Darcy said the DG Fuels system is an aggressive effort to efficiently use what others call waste. “DG Fuels culls biogenic carbon monoxide and carbon dioxide from agricultural waste high-value-carbon feedstock,” Darcy said. The patented process is the brainchild of Darcy and several other people with specific expertise in various fields.
“I wanted to develop a stable-priced, drop-in jet fuel for gas turbine engines, not necessarily green fuel,” he said. “It just so happened that when you separate carbon feedstock from petroleum, it has a much more stable production price. It doesn’t take much effort to make it basically zero carbon emission by using hydrogen from other methods.”
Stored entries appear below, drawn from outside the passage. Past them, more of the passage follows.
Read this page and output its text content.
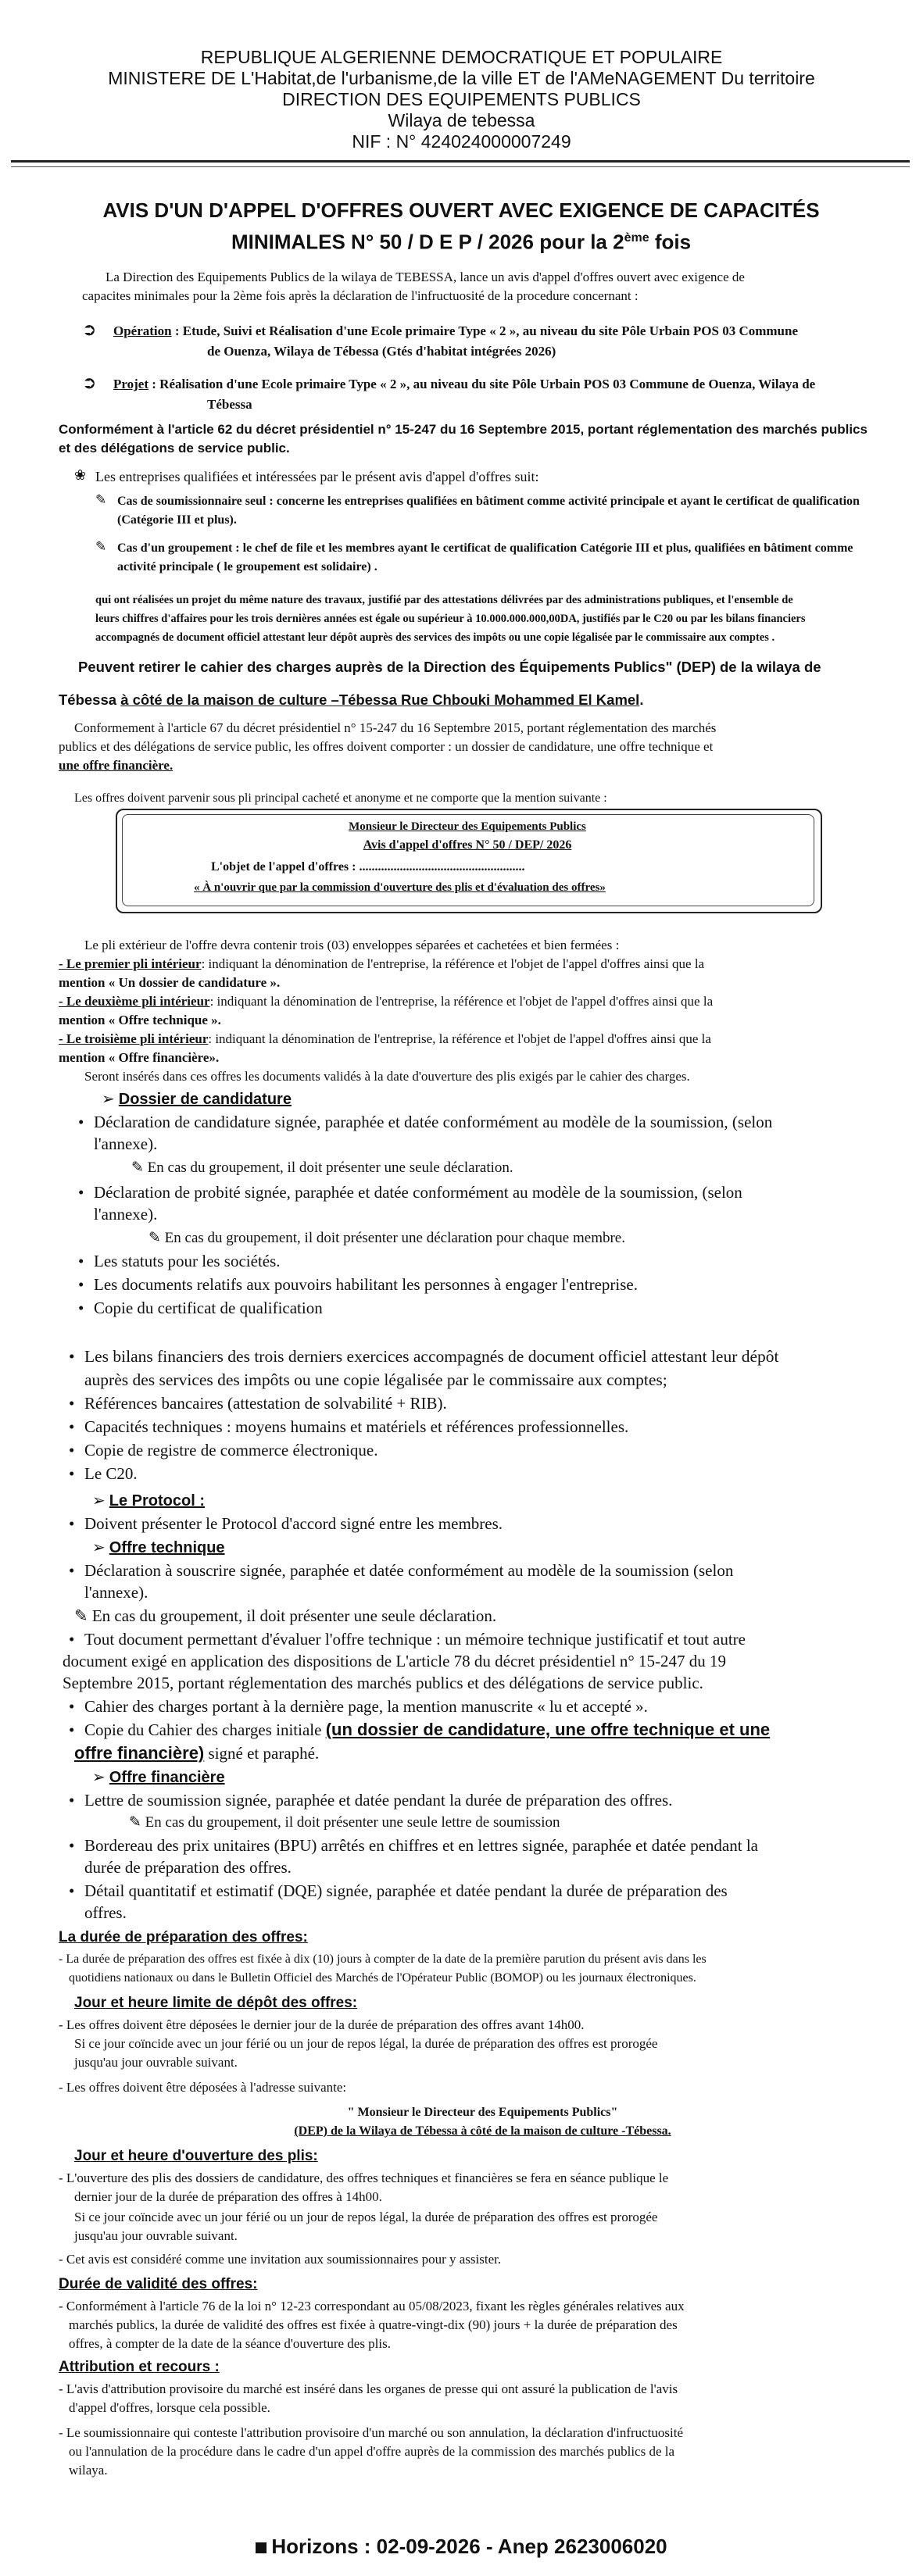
REPUBLIQUE ALGERIENNE DEMOCRATIQUE ET POPULAIRE
MINISTERE DE L'Habitat,de l'urbanisme,de la ville ET de l'AMeNAGEMENT Du territoire
DIRECTION DES EQUIPEMENTS PUBLICS
Wilaya de tebessa
NIF : N° 424024000007249
AVIS D'UN D'APPEL D'OFFRES OUVERT AVEC EXIGENCE DE CAPACITÉS
MINIMALES N° 50 / D E P / 2026 pour la 2ème fois
La Direction des Equipements Publics de la wilaya de TEBESSA, lance un avis d'appel d'offres ouvert avec exigence de
capacites minimales pour la 2ème fois après la déclaration de l'infructuosité de la procedure concernant :
➲ Opération : Etude, Suivi et Réalisation d'une Ecole primaire Type « 2 », au niveau du site Pôle Urbain POS 03 Commune
de Ouenza, Wilaya de Tébessa (Gtés d'habitat intégrées 2026)
➲ Projet : Réalisation d'une Ecole primaire Type « 2 », au niveau du site Pôle Urbain POS 03 Commune de Ouenza, Wilaya de
Tébessa
Conformément à l'article 62 du décret présidentiel n° 15-247 du 16 Septembre 2015, portant réglementation des marchés publics
et des délégations de service public.
❀ Les entreprises qualifiées et intéressées par le présent avis d'appel d'offres suit:
✎ Cas de soumissionnaire seul : concerne les entreprises qualifiées en bâtiment comme activité principale et ayant le certificat de qualification
(Catégorie III et plus).
✎ Cas d'un groupement : le chef de file et les membres ayant le certificat de qualification Catégorie III et plus, qualifiées en bâtiment comme
activité principale ( le groupement est solidaire) .
qui ont réalisées un projet du même nature des travaux, justifié par des attestations délivrées par des administrations publiques, et l'ensemble de
leurs chiffres d'affaires pour les trois dernières années est égale ou supérieur à 10.000.000.000,00DA, justifiés par le C20 ou par les bilans financiers
accompagnés de document officiel attestant leur dépôt auprès des services des impôts ou une copie légalisée par le commissaire aux comptes .
Peuvent retirer le cahier des charges auprès de la Direction des Équipements Publics" (DEP) de la wilaya de
Tébessa à côté de la maison de culture –Tébessa Rue Chbouki Mohammed El Kamel.
Conformement à l'article 67 du décret présidentiel n° 15-247 du 16 Septembre 2015, portant réglementation des marchés
publics et des délégations de service public, les offres doivent comporter : un dossier de candidature, une offre technique et
une offre financière.
Les offres doivent parvenir sous pli principal cacheté et anonyme et ne comporte que la mention suivante :
Monsieur le Directeur des Equipements Publics
Avis d'appel d'offres N° 50 / DEP/ 2026
L'objet de l'appel d'offres : .....................................................
« À n'ouvrir que par la commission d'ouverture des plis et d'évaluation des offres»
Le pli extérieur de l'offre devra contenir trois (03) enveloppes séparées et cachetées et bien fermées :
- Le premier pli intérieur: indiquant la dénomination de l'entreprise, la référence et l'objet de l'appel d'offres ainsi que la
mention « Un dossier de candidature ».
- Le deuxième pli intérieur: indiquant la dénomination de l'entreprise, la référence et l'objet de l'appel d'offres ainsi que la
mention « Offre technique ».
- Le troisième pli intérieur: indiquant la dénomination de l'entreprise, la référence et l'objet de l'appel d'offres ainsi que la
mention « Offre financière».
Seront insérés dans ces offres les documents validés à la date d'ouverture des plis exigés par le cahier des charges.
➢ Dossier de candidature
• Déclaration de candidature signée, paraphée et datée conformément au modèle de la soumission, (selon
l'annexe).
✎ En cas du groupement, il doit présenter une seule déclaration.
• Déclaration de probité signée, paraphée et datée conformément au modèle de la soumission, (selon
l'annexe).
✎ En cas du groupement, il doit présenter une déclaration pour chaque membre.
• Les statuts pour les sociétés.
• Les documents relatifs aux pouvoirs habilitant les personnes à engager l'entreprise.
• Copie du certificat de qualification
• Les bilans financiers des trois derniers exercices accompagnés de document officiel attestant leur dépôt
auprès des services des impôts ou une copie légalisée par le commissaire aux comptes;
• Références bancaires (attestation de solvabilité + RIB).
• Capacités techniques : moyens humains et matériels et références professionnelles.
• Copie de registre de commerce électronique.
• Le C20.
➢ Le Protocol :
• Doivent présenter le Protocol d'accord signé entre les membres.
➢ Offre technique
• Déclaration à souscrire signée, paraphée et datée conformément au modèle de la soumission (selon
l'annexe).
✎ En cas du groupement, il doit présenter une seule déclaration.
• Tout document permettant d'évaluer l'offre technique : un mémoire technique justificatif et tout autre
document exigé en application des dispositions de L'article 78 du décret présidentiel n° 15-247 du 19
Septembre 2015, portant réglementation des marchés publics et des délégations de service public.
• Cahier des charges portant à la dernière page, la mention manuscrite « lu et accepté ».
• Copie du Cahier des charges initiale (un dossier de candidature, une offre technique et une
offre financière) signé et paraphé.
➢ Offre financière
• Lettre de soumission signée, paraphée et datée pendant la durée de préparation des offres.
✎ En cas du groupement, il doit présenter une seule lettre de soumission
• Bordereau des prix unitaires (BPU) arrêtés en chiffres et en lettres signée, paraphée et datée pendant la
durée de préparation des offres.
• Détail quantitatif et estimatif (DQE) signée, paraphée et datée pendant la durée de préparation des
offres.
La durée de préparation des offres:
- La durée de préparation des offres est fixée à dix (10) jours à compter de la date de la première parution du présent avis dans les
quotidiens nationaux ou dans le Bulletin Officiel des Marchés de l'Opérateur Public (BOMOP) ou les journaux électroniques.
Jour et heure limite de dépôt des offres:
- Les offres doivent être déposées le dernier jour de la durée de préparation des offres avant 14h00.
Si ce jour coïncide avec un jour férié ou un jour de repos légal, la durée de préparation des offres est prorogée
jusqu'au jour ouvrable suivant.
- Les offres doivent être déposées à l'adresse suivante:
" Monsieur le Directeur des Equipements Publics"
(DEP) de la Wilaya de Tébessa à côté de la maison de culture -Tébessa.
Jour et heure d'ouverture des plis:
- L'ouverture des plis des dossiers de candidature, des offres techniques et financières se fera en séance publique le
dernier jour de la durée de préparation des offres à 14h00.
Si ce jour coïncide avec un jour férié ou un jour de repos légal, la durée de préparation des offres est prorogée
jusqu'au jour ouvrable suivant.
- Cet avis est considéré comme une invitation aux soumissionnaires pour y assister.
Durée de validité des offres:
- Conformément à l'article 76 de la loi n° 12-23 correspondant au 05/08/2023, fixant les règles générales relatives aux
marchés publics, la durée de validité des offres est fixée à quatre-vingt-dix (90) jours + la durée de préparation des
offres, à compter de la date de la séance d'ouverture des plis.
Attribution et recours :
- L'avis d'attribution provisoire du marché est inséré dans les organes de presse qui ont assuré la publication de l'avis
d'appel d'offres, lorsque cela possible.
- Le soumissionnaire qui conteste l'attribution provisoire d'un marché ou son annulation, la déclaration d'infructuosité
ou l'annulation de la procédure dans le cadre d'un appel d'offre auprès de la commission des marchés publics de la
wilaya.
Horizons : 02-09-2026 - Anep 2623006020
Darcy said the aviation industry needs synthetic fuels. Although he loves the idea of electric or hydrogen-fueled aircraft, but it would require a major scientific breakthrough to increase flight times beyond 30 minutes.
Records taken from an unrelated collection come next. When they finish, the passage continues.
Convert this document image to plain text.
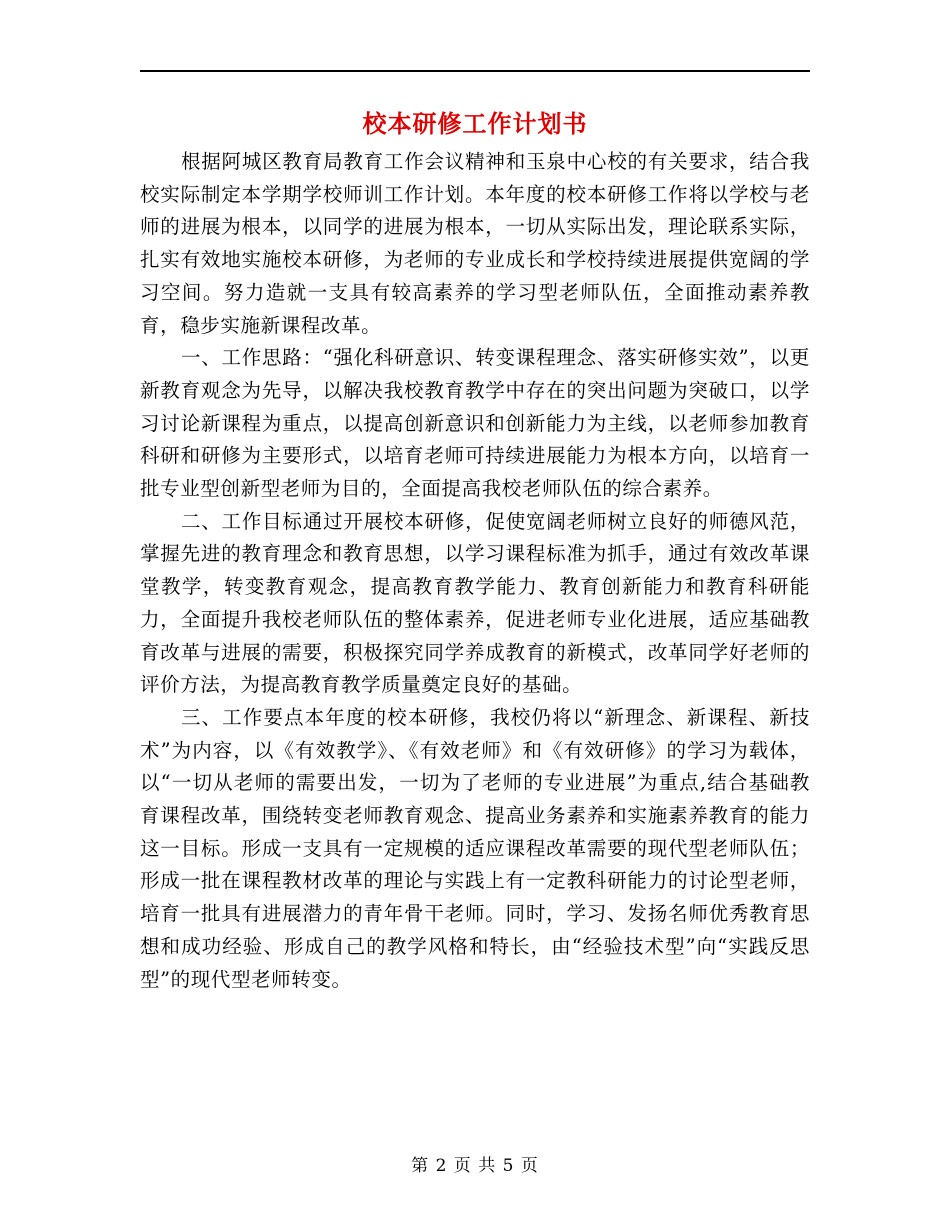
校本研修工作计划书

根据阿城区教育局教育工作会议精神和玉泉中心校的有关要求，结合我校实际制定本学期学校师训工作计划。本年度的校本研修工作将以学校与老师的进展为根本，以同学的进展为根本，一切从实际出发，理论联系实际，扎实有效地实施校本研修，为老师的专业成长和学校持续进展提供宽阔的学习空间。努力造就一支具有较高素养的学习型老师队伍，全面推动素养教育，稳步实施新课程改革。

一、工作思路：“强化科研意识、转变课程理念、落实研修实效”，以更新教育观念为先导，以解决我校教育教学中存在的突出问题为突破口，以学习讨论新课程为重点，以提高创新意识和创新能力为主线，以老师参加教育科研和研修为主要形式，以培育老师可持续进展能力为根本方向，以培育一批专业型创新型老师为目的，全面提高我校老师队伍的综合素养。

二、工作目标通过开展校本研修，促使宽阔老师树立良好的师德风范，掌握先进的教育理念和教育思想，以学习课程标准为抓手，通过有效改革课堂教学，转变教育观念，提高教育教学能力、教育创新能力和教育科研能力，全面提升我校老师队伍的整体素养，促进老师专业化进展，适应基础教育改革与进展的需要，积极探究同学养成教育的新模式，改革同学好老师的评价方法，为提高教育教学质量奠定良好的基础。

三、工作要点本年度的校本研修，我校仍将以“新理念、新课程、新技术”为内容，以《有效教学》、《有效老师》和《有效研修》的学习为载体，以“一切从老师的需要出发，一切为了老师的专业进展”为重点,结合基础教育课程改革，围绕转变老师教育观念、提高业务素养和实施素养教育的能力这一目标。形成一支具有一定规模的适应课程改革需要的现代型老师队伍；形成一批在课程教材改革的理论与实践上有一定教科研能力的讨论型老师，培育一批具有进展潜力的青年骨干老师。同时，学习、发扬名师优秀教育思想和成功经验、形成自己的教学风格和特长，由“经验技术型”向“实践反思型”的现代型老师转变。

第 2 页 共 5 页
“Any biofuel process will bring dollars and jobs back to the United States, and that means something to me,” Darcy said. Developing new forms of waste-to-energy that are also environmentally friendly just makes sense.”
Giving Back to Communities
In addition to Phelps County, DG Fuels is planning more plants around the country to turn biomass into synthetic fuel. Its first project in Louisiana was designed to turn sugar cane trash – bagass - and plant waste into fuel. Unlike petroleum companies that often leave local populations uninvolved, Darcy believes in giving back and listening to the residents of the communities where he builds. He plans to do the same in Phelps County.
In addition to giving back to the community and increasing revenue streams to farmers, the Phelps County DG Fuels plant will create not just jobs, but high-paying careers. “It only requires us to listen to communities to make sure they are involved and are beneficiaries of the long-term benefits of energy production,” Darcy said. “It only makes sense to be a good neighbor when developing our facilities. That’s what we strive to create within any community we choose to establish a DG Fuels facility.